I have a tab delimited text file (animals.txt) with five columns:
302947298 2340974238 0 0 cat
345098948 8345988989 0 0 dog
098982388 2098340923 0 0 fish
932840923 0923840988 0 0 parrot
I have another file, mess.txt.gz, which is compressed using GNU zip (.gz file). It basically looks like a massive string of letters:
sdihfoiahdfosparrotdhiafoihsdfoijaslkdogoieufoiweuf
Basically, for every line in the tab delimited text file, I want to see if any of the animal names are present within this .gz file.

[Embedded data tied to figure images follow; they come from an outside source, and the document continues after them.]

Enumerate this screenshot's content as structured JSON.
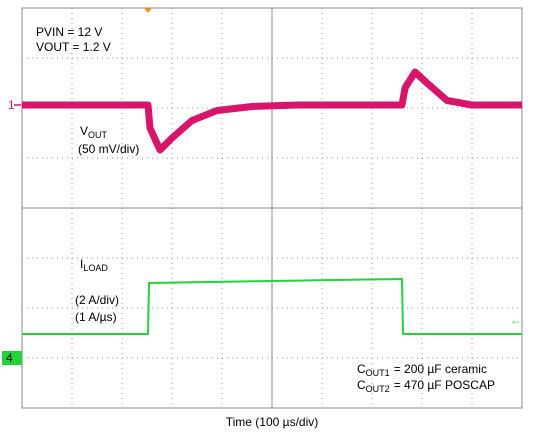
{
  "chart_data": {
    "type": "line",
    "x_label": "Time (100 µs/div)",
    "xlim": [
      0,
      10
    ],
    "ylim": [
      0,
      8
    ],
    "conditions": [
      "PVIN = 12 V",
      "VOUT = 1.2 V"
    ],
    "vout_label": {
      "symbol": "V",
      "subscript": "OUT",
      "scale": "(50 mV/div)"
    },
    "iload_label": {
      "symbol": "I",
      "subscript": "LOAD",
      "scale": "(2 A/div)",
      "slew": "(1 A/µs)"
    },
    "capacitors": [
      {
        "symbol": "C",
        "subscript": "OUT1",
        "text": "= 200 µF ceramic"
      },
      {
        "symbol": "C",
        "subscript": "OUT2",
        "text": "= 470 µF POSCAP"
      }
    ],
    "channel_markers": [
      {
        "label": "1",
        "level": 6.06,
        "color": "#d6156b"
      },
      {
        "label": "4",
        "level": 1.0,
        "color": "#22d33a"
      }
    ],
    "series": [
      {
        "color": "#d6156b",
        "x": [
          0,
          2.52,
          2.56,
          2.76,
          3.0,
          3.4,
          3.9,
          4.6,
          5.5,
          7.6,
          7.66,
          7.86,
          8.1,
          8.5,
          9.0,
          10
        ],
        "values": [
          6.06,
          6.06,
          5.6,
          5.16,
          5.4,
          5.75,
          5.95,
          6.03,
          6.06,
          6.06,
          6.4,
          6.72,
          6.5,
          6.15,
          6.06,
          6.06
        ]
      },
      {
        "color": "#22d33a",
        "x": [
          0,
          2.52,
          2.54,
          5.0,
          7.6,
          7.62,
          10
        ],
        "values": [
          1.48,
          1.48,
          2.5,
          2.54,
          2.58,
          1.48,
          1.48
        ]
      }
    ]
  }
}
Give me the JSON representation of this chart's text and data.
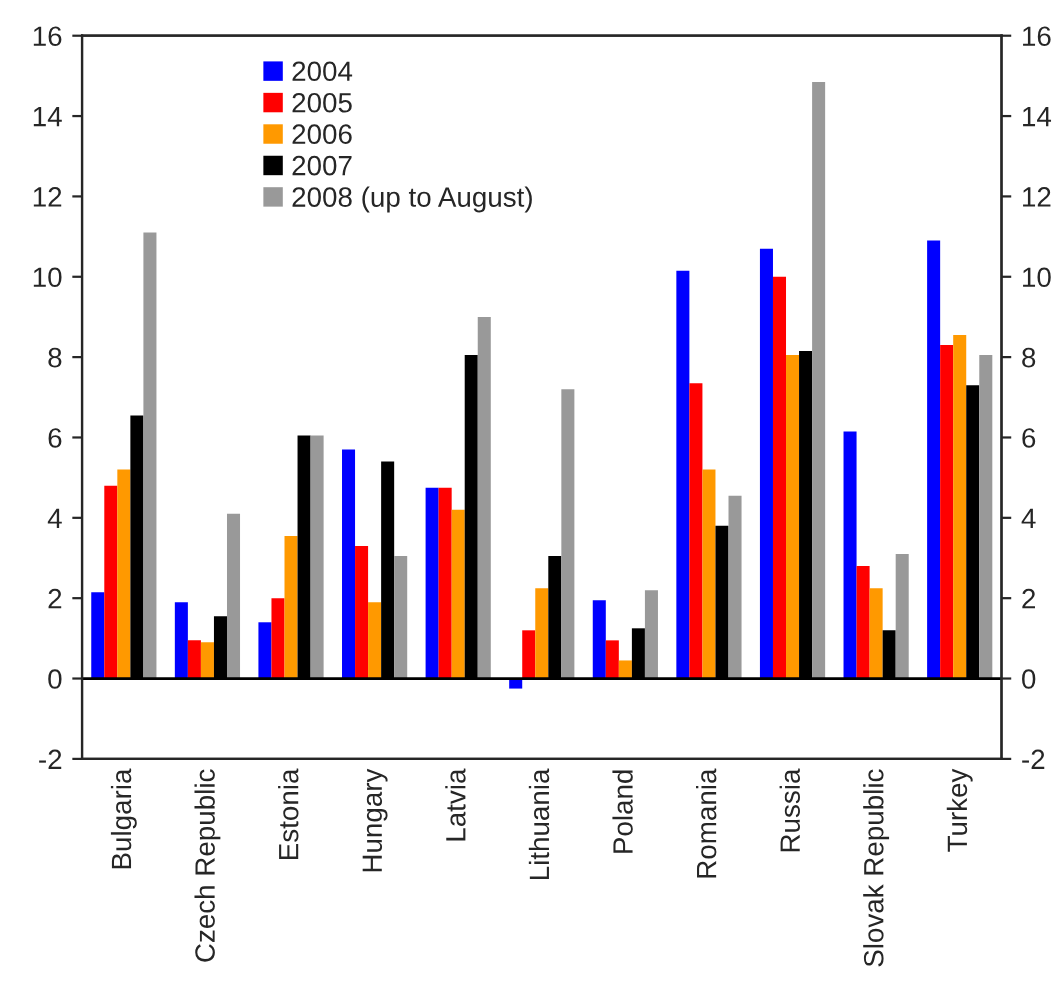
{
  "chart_data": {
    "type": "bar",
    "categories": [
      "Bulgaria",
      "Czech Republic",
      "Estonia",
      "Hungary",
      "Latvia",
      "Lithuania",
      "Poland",
      "Romania",
      "Russia",
      "Slovak Republic",
      "Turkey"
    ],
    "series": [
      {
        "name": "2004",
        "color": "#0000ff",
        "values": [
          2.15,
          1.9,
          1.4,
          5.7,
          4.75,
          -0.25,
          1.95,
          10.15,
          10.7,
          6.15,
          10.9
        ]
      },
      {
        "name": "2005",
        "color": "#ff0000",
        "values": [
          4.8,
          0.95,
          2.0,
          3.3,
          4.75,
          1.2,
          0.95,
          7.35,
          10.0,
          2.8,
          8.3
        ]
      },
      {
        "name": "2006",
        "color": "#ff9900",
        "values": [
          5.2,
          0.9,
          3.55,
          1.9,
          4.2,
          2.25,
          0.45,
          5.2,
          8.05,
          2.25,
          8.55
        ]
      },
      {
        "name": "2007",
        "color": "#000000",
        "values": [
          6.55,
          1.55,
          6.05,
          5.4,
          8.05,
          3.05,
          1.25,
          3.8,
          8.15,
          1.2,
          7.3
        ]
      },
      {
        "name": "2008 (up to August)",
        "color": "#999999",
        "values": [
          11.1,
          4.1,
          6.05,
          3.05,
          9.0,
          7.2,
          2.2,
          4.55,
          14.85,
          3.1,
          8.05
        ]
      }
    ],
    "ylim": [
      -2,
      16
    ],
    "yticks": [
      -2,
      0,
      2,
      4,
      6,
      8,
      10,
      12,
      14,
      16
    ],
    "y2lim": [
      -2,
      16
    ],
    "y2ticks": [
      -2,
      0,
      2,
      4,
      6,
      8,
      10,
      12,
      14,
      16
    ],
    "ref_lines": [
      {
        "axis": "y",
        "value": 0,
        "color": "#000000"
      }
    ],
    "legend": "top left",
    "grid": false
  }
}
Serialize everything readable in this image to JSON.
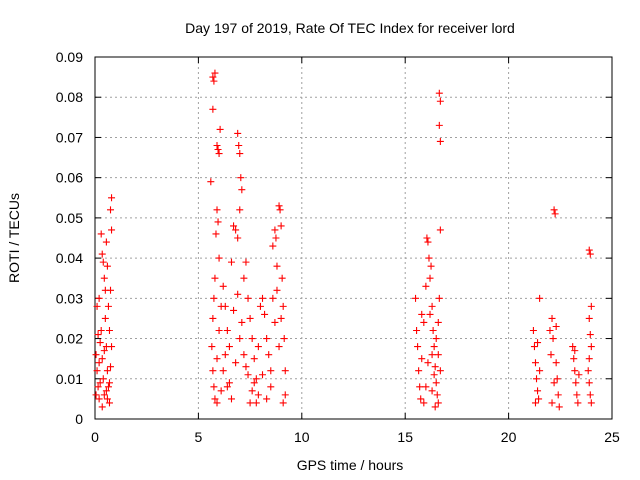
{
  "chart_data": {
    "type": "scatter",
    "title": "Day 197 of 2019, Rate Of TEC Index for receiver lord",
    "xlabel": "GPS time / hours",
    "ylabel": "ROTI / TECUs",
    "xlim": [
      0,
      25
    ],
    "ylim": [
      0,
      0.09
    ],
    "xticks": [
      0,
      5,
      10,
      15,
      20,
      25
    ],
    "yticks": [
      0,
      0.01,
      0.02,
      0.03,
      0.04,
      0.05,
      0.06,
      0.07,
      0.08,
      0.09
    ],
    "xtick_labels": [
      "0",
      "5",
      "10",
      "15",
      "20",
      "25"
    ],
    "ytick_labels": [
      "0",
      "0.01",
      "0.02",
      "0.03",
      "0.04",
      "0.05",
      "0.06",
      "0.07",
      "0.08",
      "0.09"
    ],
    "grid": true,
    "marker": "+",
    "color": "#ff0000",
    "series": [
      {
        "values": [
          [
            0.05,
            0.016
          ],
          [
            0.1,
            0.012
          ],
          [
            0.15,
            0.008
          ],
          [
            0.2,
            0.005
          ],
          [
            0.1,
            0.028
          ],
          [
            0.2,
            0.03
          ],
          [
            0.3,
            0.022
          ],
          [
            0.35,
            0.015
          ],
          [
            0.4,
            0.01
          ],
          [
            0.45,
            0.006
          ],
          [
            0.3,
            0.046
          ],
          [
            0.35,
            0.041
          ],
          [
            0.4,
            0.039
          ],
          [
            0.45,
            0.035
          ],
          [
            0.5,
            0.025
          ],
          [
            0.55,
            0.018
          ],
          [
            0.6,
            0.012
          ],
          [
            0.65,
            0.008
          ],
          [
            0.7,
            0.004
          ],
          [
            0.2,
            0.014
          ],
          [
            0.25,
            0.009
          ],
          [
            0.35,
            0.003
          ],
          [
            0.5,
            0.032
          ],
          [
            0.55,
            0.044
          ],
          [
            0.6,
            0.038
          ],
          [
            0.65,
            0.028
          ],
          [
            0.7,
            0.022
          ],
          [
            0.75,
            0.052
          ],
          [
            0.8,
            0.055
          ],
          [
            0.8,
            0.047
          ],
          [
            0.75,
            0.032
          ],
          [
            0.8,
            0.018
          ],
          [
            0.75,
            0.013
          ],
          [
            0.7,
            0.009
          ],
          [
            0.6,
            0.005
          ],
          [
            0.15,
            0.021
          ],
          [
            0.05,
            0.006
          ],
          [
            0.25,
            0.019
          ],
          [
            0.45,
            0.017
          ],
          [
            0.55,
            0.007
          ],
          [
            5.6,
            0.059
          ],
          [
            5.7,
            0.085
          ],
          [
            5.75,
            0.084
          ],
          [
            5.8,
            0.086
          ],
          [
            5.7,
            0.077
          ],
          [
            5.9,
            0.068
          ],
          [
            5.95,
            0.067
          ],
          [
            6.0,
            0.066
          ],
          [
            6.05,
            0.072
          ],
          [
            5.85,
            0.046
          ],
          [
            5.9,
            0.052
          ],
          [
            5.95,
            0.049
          ],
          [
            6.0,
            0.04
          ],
          [
            5.8,
            0.035
          ],
          [
            5.75,
            0.03
          ],
          [
            5.7,
            0.025
          ],
          [
            5.65,
            0.018
          ],
          [
            5.7,
            0.012
          ],
          [
            5.75,
            0.008
          ],
          [
            5.8,
            0.005
          ],
          [
            5.9,
            0.015
          ],
          [
            6.0,
            0.022
          ],
          [
            6.1,
            0.028
          ],
          [
            6.2,
            0.033
          ],
          [
            6.3,
            0.028
          ],
          [
            6.4,
            0.022
          ],
          [
            6.5,
            0.018
          ],
          [
            6.6,
            0.039
          ],
          [
            6.7,
            0.048
          ],
          [
            6.8,
            0.047
          ],
          [
            6.9,
            0.071
          ],
          [
            6.95,
            0.068
          ],
          [
            7.0,
            0.066
          ],
          [
            7.05,
            0.06
          ],
          [
            7.1,
            0.057
          ],
          [
            7.0,
            0.052
          ],
          [
            6.9,
            0.045
          ],
          [
            7.2,
            0.035
          ],
          [
            7.3,
            0.039
          ],
          [
            7.4,
            0.03
          ],
          [
            7.5,
            0.025
          ],
          [
            7.6,
            0.02
          ],
          [
            7.7,
            0.015
          ],
          [
            7.8,
            0.01
          ],
          [
            7.9,
            0.006
          ],
          [
            6.2,
            0.012
          ],
          [
            6.4,
            0.008
          ],
          [
            6.6,
            0.005
          ],
          [
            6.8,
            0.014
          ],
          [
            7.0,
            0.02
          ],
          [
            7.2,
            0.016
          ],
          [
            7.4,
            0.011
          ],
          [
            7.6,
            0.007
          ],
          [
            7.8,
            0.004
          ],
          [
            8.0,
            0.028
          ],
          [
            8.1,
            0.03
          ],
          [
            8.2,
            0.026
          ],
          [
            8.3,
            0.02
          ],
          [
            8.4,
            0.016
          ],
          [
            8.5,
            0.012
          ],
          [
            8.6,
            0.043
          ],
          [
            8.7,
            0.047
          ],
          [
            8.75,
            0.045
          ],
          [
            8.8,
            0.038
          ],
          [
            8.9,
            0.053
          ],
          [
            8.95,
            0.052
          ],
          [
            9.0,
            0.048
          ],
          [
            9.05,
            0.035
          ],
          [
            9.1,
            0.028
          ],
          [
            9.15,
            0.02
          ],
          [
            9.2,
            0.012
          ],
          [
            9.2,
            0.006
          ],
          [
            9.1,
            0.004
          ],
          [
            8.9,
            0.018
          ],
          [
            8.7,
            0.024
          ],
          [
            8.5,
            0.008
          ],
          [
            8.3,
            0.005
          ],
          [
            8.1,
            0.011
          ],
          [
            7.9,
            0.018
          ],
          [
            7.7,
            0.009
          ],
          [
            7.5,
            0.004
          ],
          [
            7.3,
            0.013
          ],
          [
            7.1,
            0.024
          ],
          [
            6.9,
            0.031
          ],
          [
            6.7,
            0.027
          ],
          [
            6.5,
            0.009
          ],
          [
            6.3,
            0.016
          ],
          [
            6.1,
            0.007
          ],
          [
            5.9,
            0.004
          ],
          [
            8.8,
            0.032
          ],
          [
            9.0,
            0.025
          ],
          [
            8.6,
            0.03
          ],
          [
            15.5,
            0.03
          ],
          [
            15.55,
            0.022
          ],
          [
            15.6,
            0.018
          ],
          [
            15.65,
            0.012
          ],
          [
            15.7,
            0.008
          ],
          [
            15.75,
            0.005
          ],
          [
            15.8,
            0.015
          ],
          [
            15.9,
            0.024
          ],
          [
            16.0,
            0.033
          ],
          [
            16.05,
            0.045
          ],
          [
            16.1,
            0.044
          ],
          [
            16.15,
            0.04
          ],
          [
            16.2,
            0.035
          ],
          [
            16.25,
            0.038
          ],
          [
            16.3,
            0.028
          ],
          [
            16.35,
            0.022
          ],
          [
            16.4,
            0.018
          ],
          [
            16.45,
            0.013
          ],
          [
            16.5,
            0.009
          ],
          [
            16.55,
            0.006
          ],
          [
            16.6,
            0.004
          ],
          [
            16.65,
            0.081
          ],
          [
            16.7,
            0.079
          ],
          [
            16.65,
            0.073
          ],
          [
            16.7,
            0.069
          ],
          [
            16.7,
            0.047
          ],
          [
            16.65,
            0.03
          ],
          [
            16.6,
            0.024
          ],
          [
            16.5,
            0.02
          ],
          [
            16.4,
            0.011
          ],
          [
            16.3,
            0.007
          ],
          [
            16.2,
            0.026
          ],
          [
            16.1,
            0.014
          ],
          [
            16.0,
            0.008
          ],
          [
            15.9,
            0.004
          ],
          [
            16.6,
            0.016
          ],
          [
            16.7,
            0.012
          ],
          [
            16.3,
            0.016
          ],
          [
            15.8,
            0.026
          ],
          [
            16.45,
            0.003
          ],
          [
            21.2,
            0.022
          ],
          [
            21.25,
            0.018
          ],
          [
            21.3,
            0.014
          ],
          [
            21.35,
            0.01
          ],
          [
            21.4,
            0.007
          ],
          [
            21.45,
            0.005
          ],
          [
            21.5,
            0.03
          ],
          [
            21.3,
            0.004
          ],
          [
            21.4,
            0.019
          ],
          [
            21.5,
            0.012
          ],
          [
            22.0,
            0.022
          ],
          [
            22.05,
            0.016
          ],
          [
            22.1,
            0.025
          ],
          [
            22.15,
            0.02
          ],
          [
            22.2,
            0.052
          ],
          [
            22.25,
            0.051
          ],
          [
            22.3,
            0.014
          ],
          [
            22.35,
            0.01
          ],
          [
            22.4,
            0.006
          ],
          [
            22.45,
            0.003
          ],
          [
            22.2,
            0.009
          ],
          [
            22.1,
            0.004
          ],
          [
            22.3,
            0.023
          ],
          [
            23.1,
            0.018
          ],
          [
            23.15,
            0.015
          ],
          [
            23.2,
            0.012
          ],
          [
            23.25,
            0.009
          ],
          [
            23.3,
            0.006
          ],
          [
            23.35,
            0.004
          ],
          [
            23.2,
            0.017
          ],
          [
            23.4,
            0.011
          ],
          [
            23.9,
            0.042
          ],
          [
            23.95,
            0.041
          ],
          [
            24.0,
            0.028
          ],
          [
            23.9,
            0.025
          ],
          [
            23.95,
            0.021
          ],
          [
            24.0,
            0.018
          ],
          [
            23.85,
            0.012
          ],
          [
            23.9,
            0.009
          ],
          [
            23.95,
            0.006
          ],
          [
            24.0,
            0.004
          ],
          [
            23.9,
            0.015
          ]
        ]
      }
    ]
  }
}
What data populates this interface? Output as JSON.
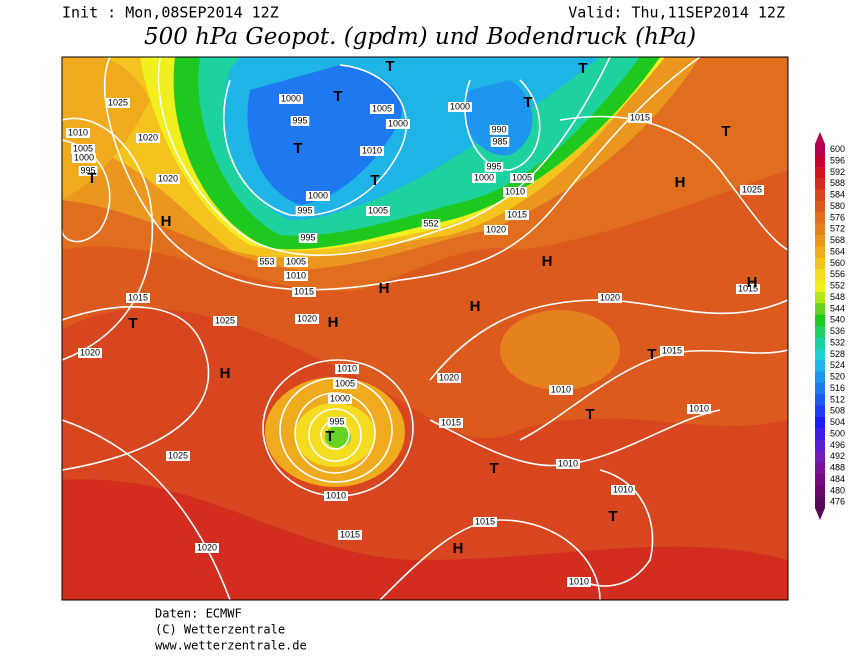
{
  "header": {
    "init": "Init : Mon,08SEP2014 12Z",
    "valid": "Valid: Thu,11SEP2014 12Z",
    "title": "500 hPa Geopot. (gpdm) und Bodendruck (hPa)"
  },
  "footer": {
    "lines": [
      "Daten: ECMWF",
      "(C) Wetterzentrale",
      "www.wetterzentrale.de"
    ]
  },
  "legend": {
    "levels": [
      {
        "label": "600",
        "color": "#b4004f"
      },
      {
        "label": "596",
        "color": "#c80032"
      },
      {
        "label": "592",
        "color": "#d2141e"
      },
      {
        "label": "588",
        "color": "#d22d1e"
      },
      {
        "label": "584",
        "color": "#d7461e"
      },
      {
        "label": "580",
        "color": "#dc5a1e"
      },
      {
        "label": "576",
        "color": "#e16e1e"
      },
      {
        "label": "572",
        "color": "#e6821e"
      },
      {
        "label": "568",
        "color": "#eb961e"
      },
      {
        "label": "564",
        "color": "#f0aa1e"
      },
      {
        "label": "560",
        "color": "#f5c31e"
      },
      {
        "label": "556",
        "color": "#f5dc1e"
      },
      {
        "label": "552",
        "color": "#f0f01e"
      },
      {
        "label": "548",
        "color": "#b4e61e"
      },
      {
        "label": "544",
        "color": "#64d21e"
      },
      {
        "label": "540",
        "color": "#1ec81e"
      },
      {
        "label": "536",
        "color": "#1ecf64"
      },
      {
        "label": "532",
        "color": "#1ed2a0"
      },
      {
        "label": "528",
        "color": "#1ed2d2"
      },
      {
        "label": "524",
        "color": "#1eb4e6"
      },
      {
        "label": "520",
        "color": "#1e96f0"
      },
      {
        "label": "516",
        "color": "#1e78f0"
      },
      {
        "label": "512",
        "color": "#1e5af0"
      },
      {
        "label": "508",
        "color": "#1e3cf0"
      },
      {
        "label": "504",
        "color": "#1e1ef0"
      },
      {
        "label": "500",
        "color": "#3c1ee6"
      },
      {
        "label": "496",
        "color": "#5a1ed2"
      },
      {
        "label": "492",
        "color": "#6e1eb4"
      },
      {
        "label": "488",
        "color": "#78149b"
      },
      {
        "label": "484",
        "color": "#780a82"
      },
      {
        "label": "480",
        "color": "#6e0a6e"
      },
      {
        "label": "476",
        "color": "#5a0a5a"
      }
    ]
  },
  "map": {
    "isobar_labels": [
      "1025",
      "1010",
      "1020",
      "1005",
      "1000",
      "995",
      "1020",
      "1000",
      "995",
      "1005",
      "1000",
      "1010",
      "1000",
      "995",
      "995",
      "1005",
      "553",
      "1005",
      "1010",
      "1015",
      "1020",
      "552",
      "1000",
      "990",
      "985",
      "995",
      "1000",
      "1010",
      "1005",
      "1015",
      "1020",
      "1015",
      "1025",
      "1015",
      "1025",
      "1020",
      "1010",
      "1005",
      "1000",
      "995",
      "1020",
      "1015",
      "1025",
      "1020",
      "1015",
      "1010",
      "1010",
      "1010",
      "1010",
      "1015",
      "1015",
      "1010",
      "1020",
      "1010",
      "1015"
    ],
    "systems": [
      "T",
      "T",
      "T",
      "T",
      "T",
      "T",
      "T",
      "T",
      "T",
      "T",
      "T",
      "T",
      "T",
      "T",
      "H",
      "H",
      "H",
      "H",
      "H",
      "H",
      "H",
      "H",
      "H"
    ]
  }
}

Ideally, it would return something like this:
302947298 2340974238 0 0 cat no
345098948 8345988989 0 0 dog yes
098982388 2098340923 0 0 fish no
932840923 0923840988 0 0 parrot yes
At the moment I am doing the following:
gunzip -cd mess.txt.gz | grep cat
gunzip -cd mess.txt.gz | grep dog
To automate it, I've tried the following:
cat animals.txt | awk '{print $5}' > animal_names.txt
cat animal_names.txt | while read line
do
gunzip -cd mess.txt.gz | grep $line > output.txt
done
I've also tried:
cat animal_names.txt | while read line
do
if [ gunzip -cd mess.txt.gz | grep $line ]
then
echo "Yes"
else
echo "No"
fi
; do
done > output.txt
What is the best way to do this in bash?